As solar farms rise statewide, developers, installers and suppliers are creating jobs. Support is growing, even among conservative lawmakers, to extend state renewable-energy tax credits due to expire at the end of the year.
The North Carolina Sustainable Energy Association says more than $2.6 billion has been invested in green-energy projects since 2008, with three-quarters of that in rural counties.
The association said the bill signals uncertainty to green-energy investors.
The measure “dramatically disrupts the investment and jobs created that we’ve seen as a result” of the standards, said governmental affairs director Betsy McCorkle. “This bill just sends shock waves to those communities and makes those investors think twice about investing in North Carolina.”
Duke Energy says its focus has been on complying with the mandate. Duke says its expects to use energy efficiency programs and hydroelectric, biomass, wind and solar energy to meet its targets.
Other solar-related issues have also emerged in Raleigh this year, including a Republican-led bill allowing companies other than utilities to sell electricity directly to customers. Duke says those issues should be treated comprehensively instead of individually.
“From our standpoint, it would be better to examine the issues around solar holistically through a collaborative stakeholder process” such as the one that created the green-energy standard, said spokesman Jeff Brooks.
In addition to capping REPS targets at their current levels, the bill lets utilities attain half of that target through energy efficiency measures, up from the 25 percent now allowed.
Another provision alters how green-energy developers are paid by utilities for their electricity, an issue the state Utilities Commission had addressed in December.

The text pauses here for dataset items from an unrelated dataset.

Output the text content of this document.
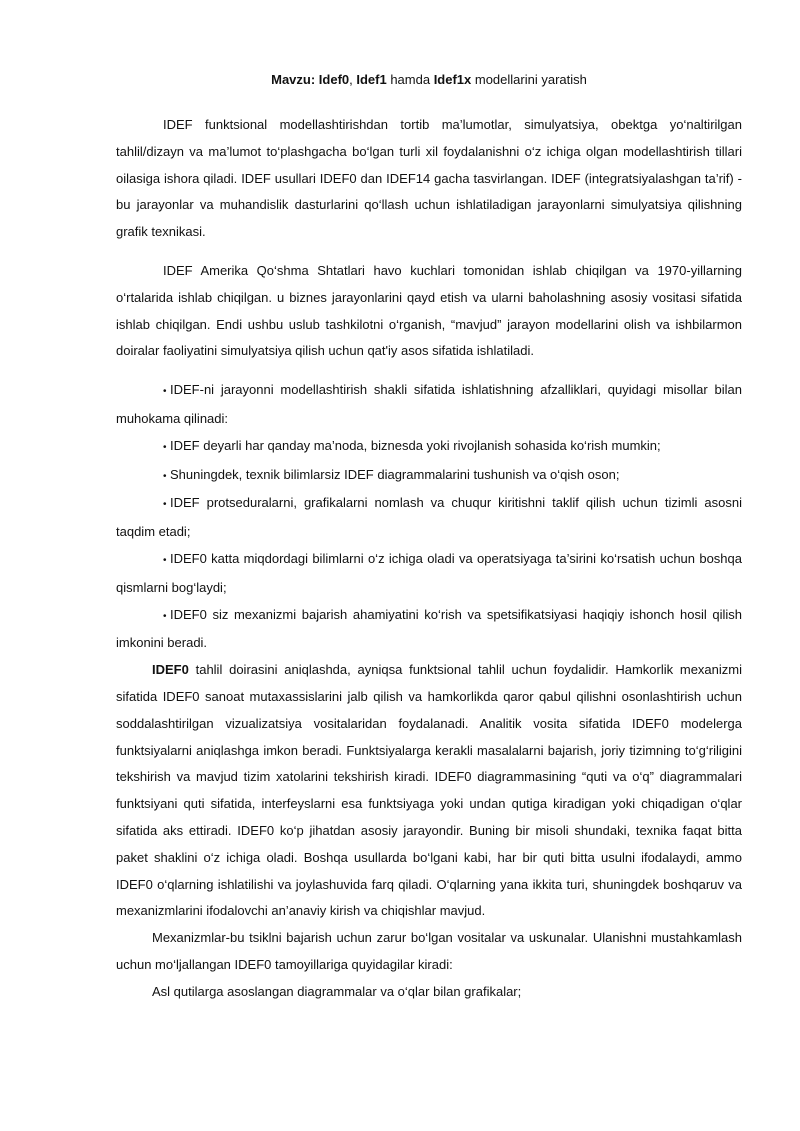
Mavzu: Idef0, Idef1 hamda Idef1x modellarini yaratish

IDEF funktsional modellashtirishdan tortib ma’lumotlar, simulyatsiya, obektga yo‘naltirilgan tahlil/dizayn va ma’lumot to‘plashgacha bo‘lgan turli xil foydalanishni o‘z ichiga olgan modellashtirish tillari oilasiga ishora qiladi. IDEF usullari IDEF0 dan IDEF14 gacha tasvirlangan. IDEF (integratsiyalashgan ta’rif) - bu jarayonlar va muhandislik dasturlarini qo‘llash uchun ishlatiladigan jarayonlarni simulyatsiya qilishning grafik texnikasi.

IDEF Amerika Qo‘shma Shtatlari havo kuchlari tomonidan ishlab chiqilgan va 1970-yillarning o‘rtalarida ishlab chiqilgan. u biznes jarayonlarini qayd etish va ularni baholashning asosiy vositasi sifatida ishlab chiqilgan. Endi ushbu uslub tashkilotni o‘rganish, “mavjud” jarayon modellarini olish va ishbilarmon doiralar faoliyatini simulyatsiya qilish uchun qat'iy asos sifatida ishlatiladi.

• IDEF-ni jarayonni modellashtirish shakli sifatida ishlatishning afzalliklari, quyidagi misollar bilan muhokama qilinadi:

• IDEF deyarli har qanday ma’noda, biznesda yoki rivojlanish sohasida ko‘rish mumkin;

• Shuningdek, texnik bilimlarsiz IDEF diagrammalarini tushunish va o‘qish oson;

• IDEF protseduralarni, grafikalarni nomlash va chuqur kiritishni taklif qilish uchun tizimli asosni taqdim etadi;

• IDEF0 katta miqdordagi bilimlarni o‘z ichiga oladi va operatsiyaga ta’sirini ko‘rsatish uchun boshqa qismlarni bog‘laydi;

• IDEF0 siz mexanizmi bajarish ahamiyatini ko‘rish va spetsifikatsiyasi haqiqiy ishonch hosil qilish imkonini beradi.

IDEF0 tahlil doirasini aniqlashda, ayniqsa funktsional tahlil uchun foydalidir. Hamkorlik mexanizmi sifatida IDEF0 sanoat mutaxassislarini jalb qilish va hamkorlikda qaror qabul qilishni osonlashtirish uchun soddalashtirilgan vizualizatsiya vositalaridan foydalanadi. Analitik vosita sifatida IDEF0 modelerga funktsiyalarni aniqlashga imkon beradi. Funktsiyalarga kerakli masalalarni bajarish, joriy tizimning to‘g‘riligini tekshirish va mavjud tizim xatolarini tekshirish kiradi. IDEF0 diagrammasining “quti va o‘q” diagrammalari funktsiyani quti sifatida, interfeyslarni esa funktsiyaga yoki undan qutiga kiradigan yoki chiqadigan o‘qlar sifatida aks ettiradi. IDEF0 ko‘p jihatdan asosiy jarayondir. Buning bir misoli shundaki, texnika faqat bitta paket shaklini o‘z ichiga oladi. Boshqa usullarda bo‘lgani kabi, har bir quti bitta usulni ifodalaydi, ammo IDEF0 o‘qlarning ishlatilishi va joylashuvida farq qiladi. O‘qlarning yana ikkita turi, shuningdek boshqaruv va mexanizmlarini ifodalovchi an’anaviy kirish va chiqishlar mavjud.

Mexanizmlar-bu tsiklni bajarish uchun zarur bo‘lgan vositalar va uskunalar. Ulanishni mustahkamlash uchun mo‘ljallangan IDEF0 tamoyillariga quyidagilar kiradi:

Asl qutilarga asoslangan diagrammalar va o‘qlar bilan grafikalar;
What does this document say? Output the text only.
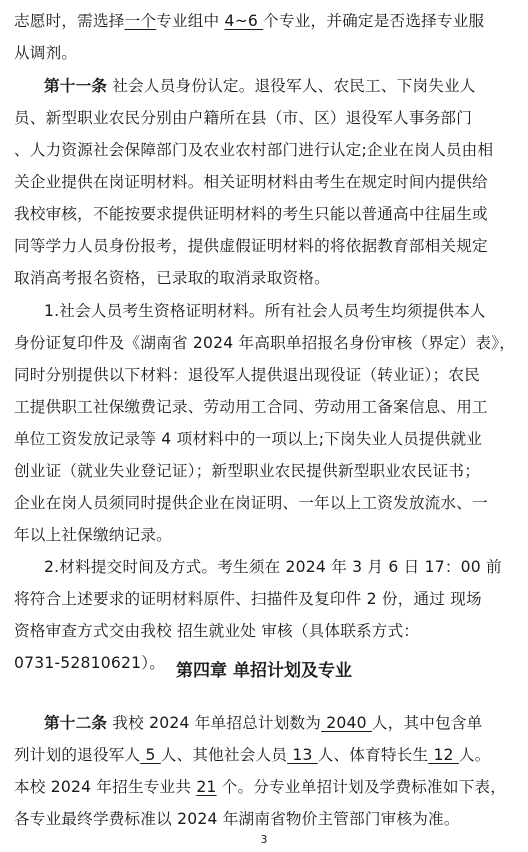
志愿时，需选择一个专业组中 4~6 个专业，并确定是否选择专业服
从调剂。
第十一条 社会人员身份认定。退役军人、农民工、下岗失业人
员、新型职业农民分别由户籍所在县（市、区）退役军人事务部门
、人力资源社会保障部门及农业农村部门进行认定;企业在岗人员由相
关企业提供在岗证明材料。相关证明材料由考生在规定时间内提供给
我校审核，不能按要求提供证明材料的考生只能以普通高中往届生或
同等学力人员身份报考，提供虚假证明材料的将依据教育部相关规定
取消高考报名资格，已录取的取消录取资格。
1.社会人员考生资格证明材料。所有社会人员考生均须提供本人
身份证复印件及《湖南省 2024 年高职单招报名身份审核（界定）表》，
同时分别提供以下材料：退役军人提供退出现役证（转业证）；农民
工提供职工社保缴费记录、劳动用工合同、劳动用工备案信息、用工
单位工资发放记录等 4 项材料中的一项以上;下岗失业人员提供就业
创业证（就业失业登记证）；新型职业农民提供新型职业农民证书；
企业在岗人员须同时提供企业在岗证明、一年以上工资发放流水、一
年以上社保缴纳记录。
2.材料提交时间及方式。考生须在 2024 年 3 月 6 日 17：00 前
将符合上述要求的证明材料原件、扫描件及复印件 2 份，通过 现场
资格审查方式交由我校 招生就业处 审核（具体联系方式：
0731-52810621）。
第十二条 我校 2024 年单招总计划数为 2040 人，其中包含单
列计划的退役军人 5 人、其他社会人员 13 人、体育特长生 12 人。
本校 2024 年招生专业共 21 个。分专业单招计划及学费标准如下表，
各专业最终学费标准以 2024 年湖南省物价主管部门审核为准。
第四章 单招计划及专业
3
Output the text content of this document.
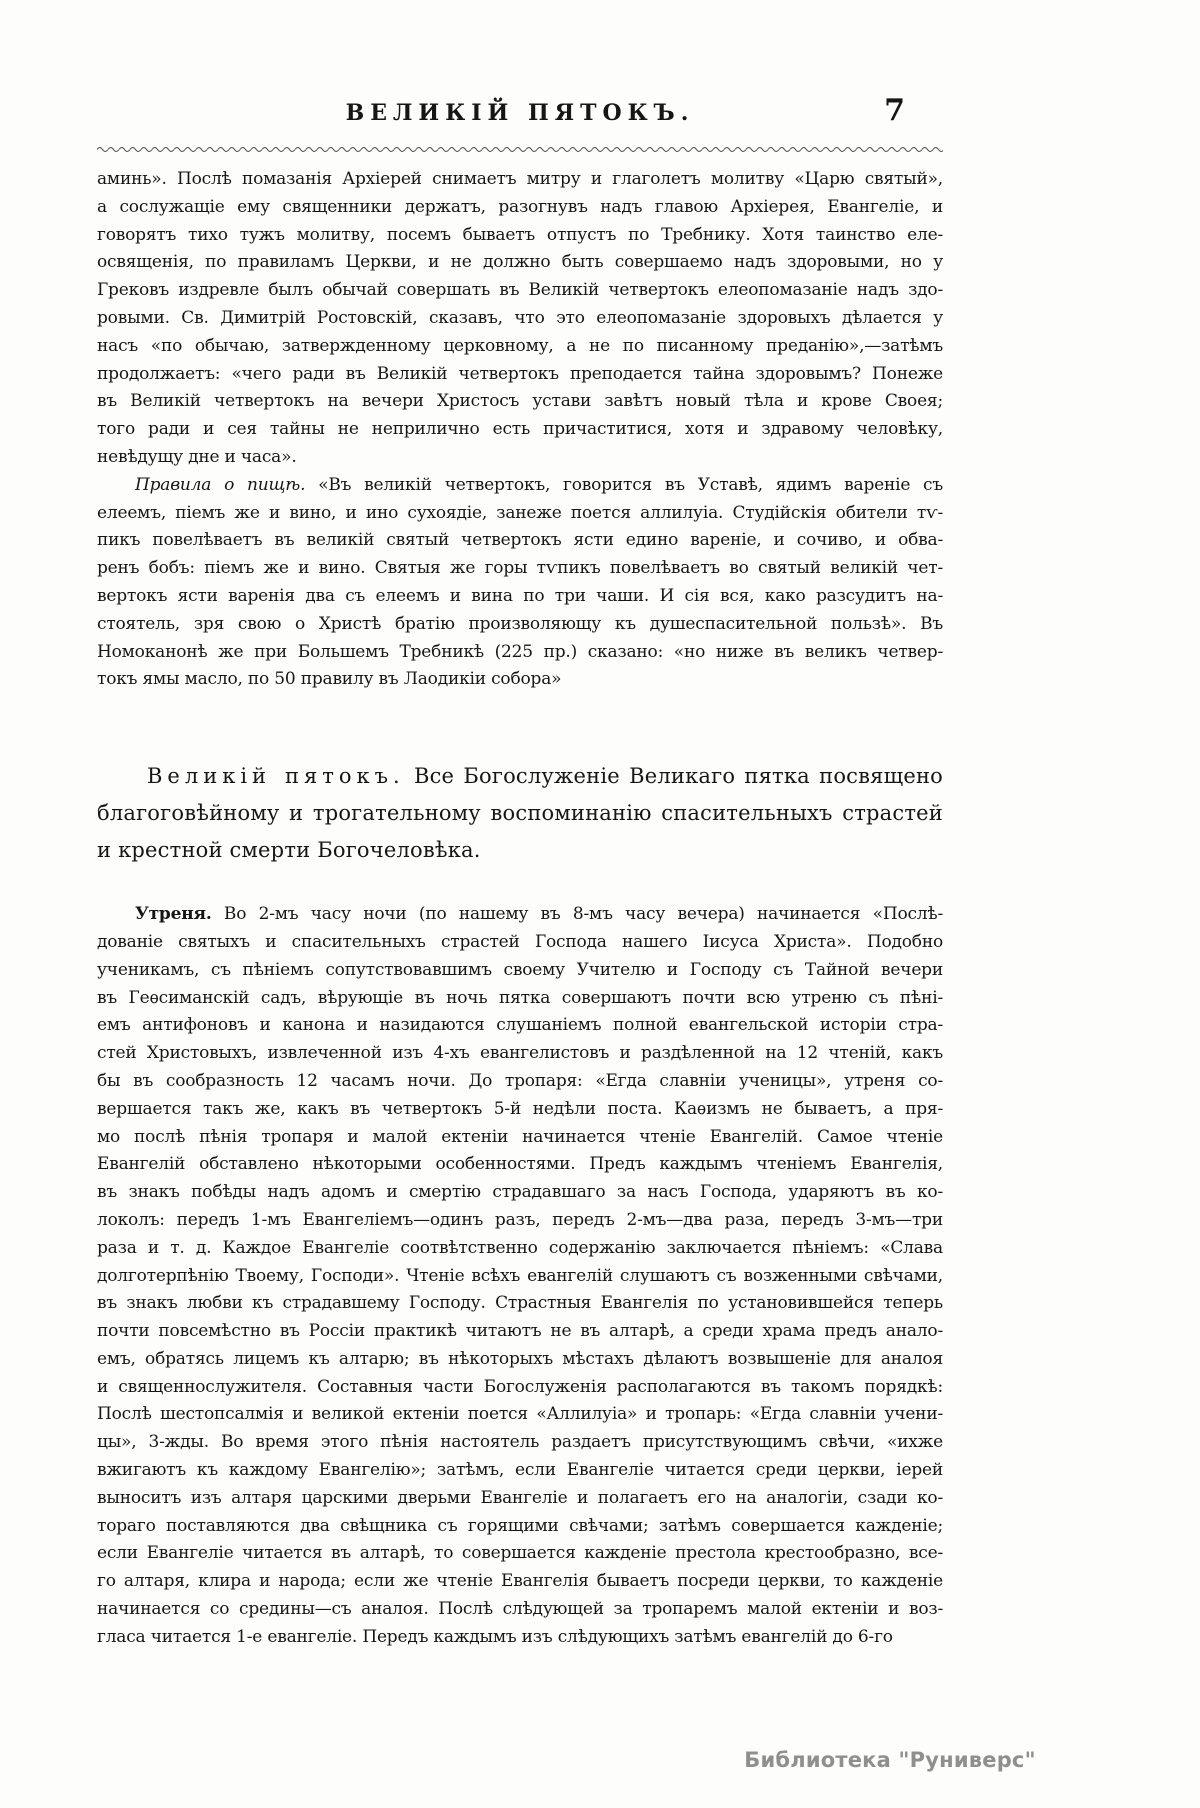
ВЕЛИКІЙ ПЯТОКЪ.	7
аминь». Послѣ помазанія Архіерей снимаетъ митру и глаголетъ молитву «Царю святый»,
а сослужащіе ему священники держатъ, разогнувъ надъ главою Архіерея, Евангеліе, и
говорятъ тихо тужъ молитву, посемъ бываетъ отпустъ по Требнику. Хотя таинство еле-
освященія, по правиламъ Церкви, и не должно быть совершаемо надъ здоровыми, но у
Грековъ издревле былъ обычай совершать въ Великій четвертокъ елеопомазаніе надъ здо-
ровыми. Св. Димитрій Ростовскій, сказавъ, что это елеопомазаніе здоровыхъ дѣлается у
насъ «по обычаю, затвержденному церковному, а не по писанному преданію»,—затѣмъ
продолжаетъ: «чего ради въ Великій четвертокъ преподается тайна здоровымъ? Понеже
въ Великій четвертокъ на вечери Христосъ устави завѣтъ новый тѣла и крове Своея;
того ради и сея тайны не неприлично есть причаститися, хотя и здравому человѣку,
невѣдущу дне и часа».
Правила о пищѣ. «Въ великій четвертокъ, говорится въ Уставѣ, ядимъ вареніе съ
елеемъ, піемъ же и вино, и ино сухоядіе, занеже поется аллилуіа. Студійскія обители тѵ-
пикъ повелѣваетъ въ великій святый четвертокъ ясти едино вареніе, и сочиво, и обва-
ренъ бобъ: піемъ же и вино. Святыя же горы тѵпикъ повелѣваетъ во святый великій чет-
вертокъ ясти варенія два съ елеемъ и вина по три чаши. И сія вся, како разсудитъ на-
стоятель, зря свою о Христѣ братію произволяющу къ душеспасительной пользѣ». Въ
Номоканонѣ же при Большемъ Требникѣ (225 пр.) сказано: «но ниже въ великъ четвер-
токъ ямы масло, по 50 правилу въ Лаодикіи собора»
Великій пятокъ. Все Богослуженіе Великаго пятка посвящено
благоговѣйному и трогательному воспоминанію спасительныхъ страстей
и крестной смерти Богочеловѣка.
Утреня. Во 2-мъ часу ночи (по нашему въ 8-мъ часу вечера) начинается «Послѣ-
дованіе святыхъ и спасительныхъ страстей Господа нашего Іисуса Христа». Подобно
ученикамъ, съ пѣніемъ сопутствовавшимъ своему Учителю и Господу съ Тайной вечери
въ Геѳсиманскій садъ, вѣрующіе въ ночь пятка совершаютъ почти всю утреню съ пѣні-
емъ антифоновъ и канона и назидаются слушаніемъ полной евангельской исторіи стра-
стей Христовыхъ, извлеченной изъ 4-хъ евангелистовъ и раздѣленной на 12 чтеній, какъ
бы въ сообразность 12 часамъ ночи. До тропаря: «Егда славніи ученицы», утреня со-
вершается такъ же, какъ въ четвертокъ 5-й недѣли поста. Каѳизмъ не бываетъ, а пря-
мо послѣ пѣнія тропаря и малой ектеніи начинается чтеніе Евангелій. Самое чтеніе
Евангелій обставлено нѣкоторыми особенностями. Предъ каждымъ чтеніемъ Евангелія,
въ знакъ побѣды надъ адомъ и смертію страдавшаго за насъ Господа, ударяютъ въ ко-
локолъ: передъ 1-мъ Евангеліемъ—одинъ разъ, передъ 2-мъ—два раза, передъ 3-мъ—три
раза и т. д. Каждое Евангеліе соотвѣтственно содержанію заключается пѣніемъ: «Слава
долготерпѣнію Твоему, Господи». Чтеніе всѣхъ евангелій слушаютъ съ возженными свѣчами,
въ знакъ любви къ страдавшему Господу. Страстныя Евангелія по установившейся теперь
почти повсемѣстно въ Россіи практикѣ читаютъ не въ алтарѣ, а среди храма предъ анало-
емъ, обратясь лицемъ къ алтарю; въ нѣкоторыхъ мѣстахъ дѣлаютъ возвышеніе для аналоя
и священнослужителя. Составныя части Богослуженія располагаются въ такомъ порядкѣ:
Послѣ шестопсалмія и великой ектеніи поется «Аллилуіа» и тропарь: «Егда славніи учени-
цы», 3-жды. Во время этого пѣнія настоятель раздаетъ присутствующимъ свѣчи, «ихже
вжигаютъ къ каждому Евангелію»; затѣмъ, если Евангеліе читается среди церкви, іерей
выноситъ изъ алтаря царскими дверьми Евангеліе и полагаетъ его на аналогіи, сзади ко-
тораго поставляются два свѣщника съ горящими свѣчами; затѣмъ совершается кажденіе;
если Евангеліе читается въ алтарѣ, то совершается кажденіе престола крестообразно, все-
го алтаря, клира и народа; если же чтеніе Евангелія бываетъ посреди церкви, то кажденіе
начинается со средины—съ аналоя. Послѣ слѣдующей за тропаремъ малой ектеніи и воз-
гласа читается 1-е евангеліе. Передъ каждымъ изъ слѣдующихъ затѣмъ евангелій до 6-го
Библиотека "Руниверс"
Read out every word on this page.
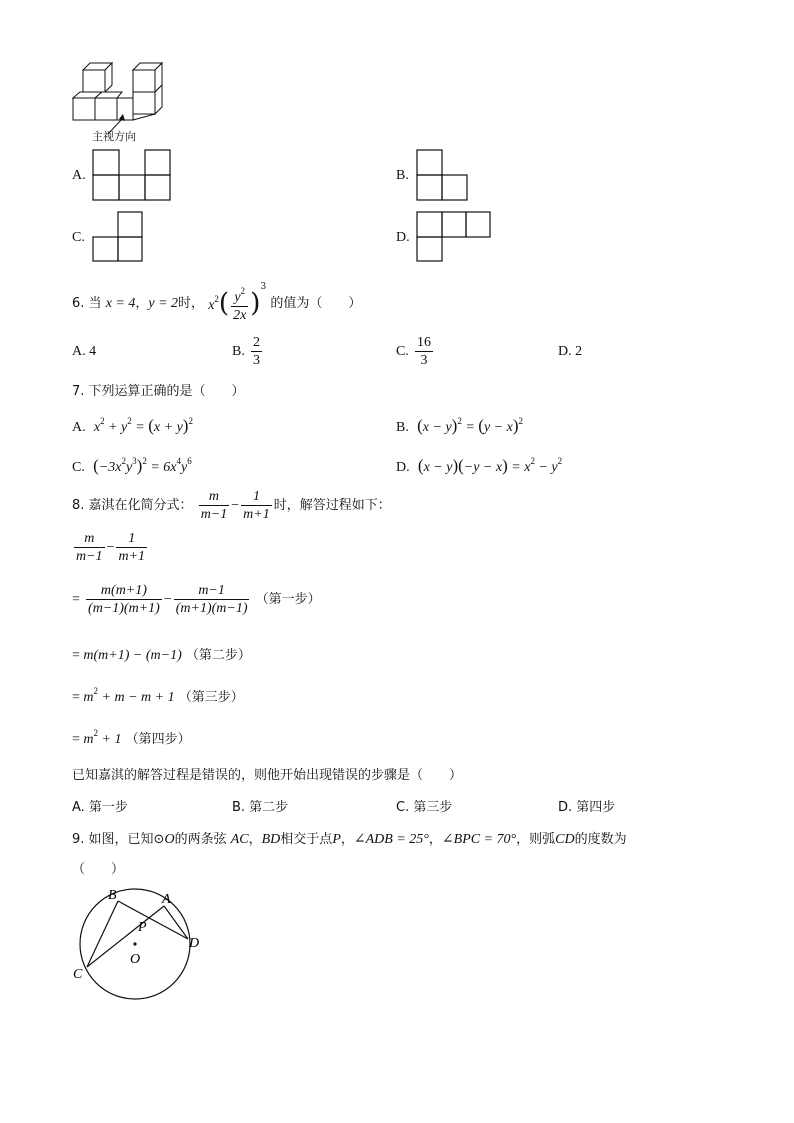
主视方向
A.	B.
C.	D.
6. 当 x = 4，y = 2时， $x^2( \frac{y^2}{2x} )^3$ 的值为（　　）
A. 4	B. $\frac{2}{3}$	C. $\frac{16}{3}$	D. 2
7. 下列运算正确的是（　　）
A. $x^2 + y^2 = (x + y)^2$	B. $(x - y)^2 = (y - x)^2$
C. $(-3x^2y^3)^2 = 6x^4y^6$	D. $(x - y)(-y - x) = x^2 - y^2$
8. 嘉淇在化简分式： $\frac{m}{m-1} - \frac{1}{m+1}$ 时，解答过程如下：
$\frac{m}{m-1} - \frac{1}{m+1}$
= $\frac{m(m+1)}{(m-1)(m+1)} - \frac{m-1}{(m+1)(m-1)}$ （第一步）
= m(m+1) − (m−1) （第二步）
= $m^2 + m - m + 1$ （第三步）
= $m^2 + 1$ （第四步）
已知嘉淇的解答过程是错误的，则他开始出现错误的步骤是（　　）
A. 第一步	B. 第二步	C. 第三步	D. 第四步
9. 如图，已知⊙O的两条弦 AC，BD相交于点P，∠ADB = 25°，∠BPC = 70°，则弧CD的度数为
（　　）
B	A
P
D
O
C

The provision would limit renewable energy projects eligible for standard contracts at 100 kilowatts, a level Duke has advocated but that is far smaller than the 5 megawatt limit the Utilities Commission allows.
The bill also calls for a study of distributed generation, such as rooftop solar panels, including the utility purchases of surplus energy called net metering. Duke has said current policies let home solar owners avoid paying their fair share of utility operating costs.